Russ Greenfield, medical director of Cary-based Purthread Technologies, said, “The concern is actually a significant number of reusable grocery bags have been tested and found to actually have significant growth of organisms that can be dangerous to us.”
There are a wide array of dangerous bacteria that cab lurk in the bags. They say these can include salmonella, e-coli, the bacteria staph and a host of viruses. Experts say that the cloth shopping bags provide these organisms with a very good environment where they can grow and thrive.
Now Purthread Technologies thinks it has a way to help. They have developed a yarn that prevents those dangerous bugs from settling into the cloth shopping bags.
Greenfield said, “We have silver actually melted into, embedded into the fiber. Silver is actually cidal to most of these organisms, meaning it actually kills (them).”
Fibers with silver have been in other clothing to prevent infection, which success in hospital clothing, lab coats and even athletic wear.
Greenfield worked with the Loma Linda University on a four month study of the fabric.
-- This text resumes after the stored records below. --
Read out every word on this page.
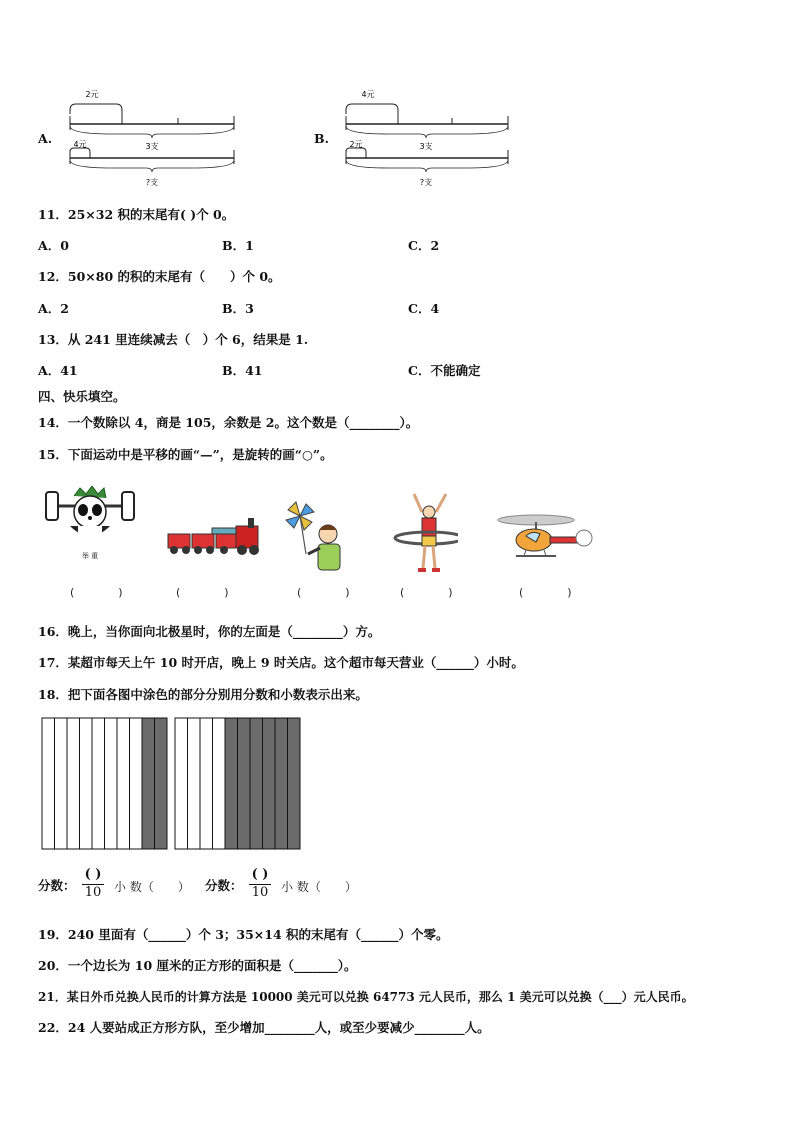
A.
2元
3支
4元
?支
B.
4元
3支
2元
?支
11．25×32 积的末尾有( )个 0。
A．0	B．1	C．2
12．50×80 的积的末尾有（　　）个 0。
A．2	B．3	C．4
13．从 241 里连续减去（　）个 6，结果是 1.
A．41	B．41	C．不能确定
四、快乐填空。
14．一个数除以 4，商是 105，余数是 2。这个数是（________）。
15．下面运动中是平移的画“—”，是旋转的画“○”。
举 重
(　　　　)	(　　　　)	(　　　　)	(　　　　)	(　　　　)
16．晚上，当你面向北极星时，你的左面是（________）方。
17．某超市每天上午 10 时开店，晚上 9 时关店。这个超市每天营业（______）小时。
18．把下面各图中涂色的部分分别用分数和小数表示出来。
分数：
( )
10	小 数（　　） 分数：
( )
10	小 数（　　）
19．240 里面有（______）个 3；35×14 积的末尾有（______）个零。
20．一个边长为 10 厘米的正方形的面积是（_______）。
21．某日外币兑换人民币的计算方法是 10000 美元可以兑换 64773 元人民币，那么 1 美元可以兑换（___）元人民币。
22．24 人要站成正方形方队，至少增加________人，或至少要减少________人。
They took the bags with the special fabric and some without and put them both in hot cars. After two hours there was bacteria in each but not as much in the cloth shopping bags with the special fabric.
Greenfield says a four-month study at Loma Linda University compared reusable grocery bags left in hot car to Purthread bags in the same conditions.
Greenfield said, “The bags actually contained them within two hours – contained the growth of those organisms within two hours.”
The new bags do need some washing from time to time.
Greenfield said,”This is one unique technology that taken together with regular washing, washing our hands, things like that, may help control the spread of diseases that really can be quite problematic.”
Greenfield’s company’s plan is to now find a way to get the cloth shopping bags wholesale into stores and customer’s hands around the nation.
There are other reasons to wash your hands and bag after going grocery stores. Studies have shown that 72% of shopping carts have some unsavory things on them and up to 50% have been found to have E. coli on them. There are also hand wipes at most grocery stores around the nation. They will kill any bacteria on the chopping cart or the shopping basket.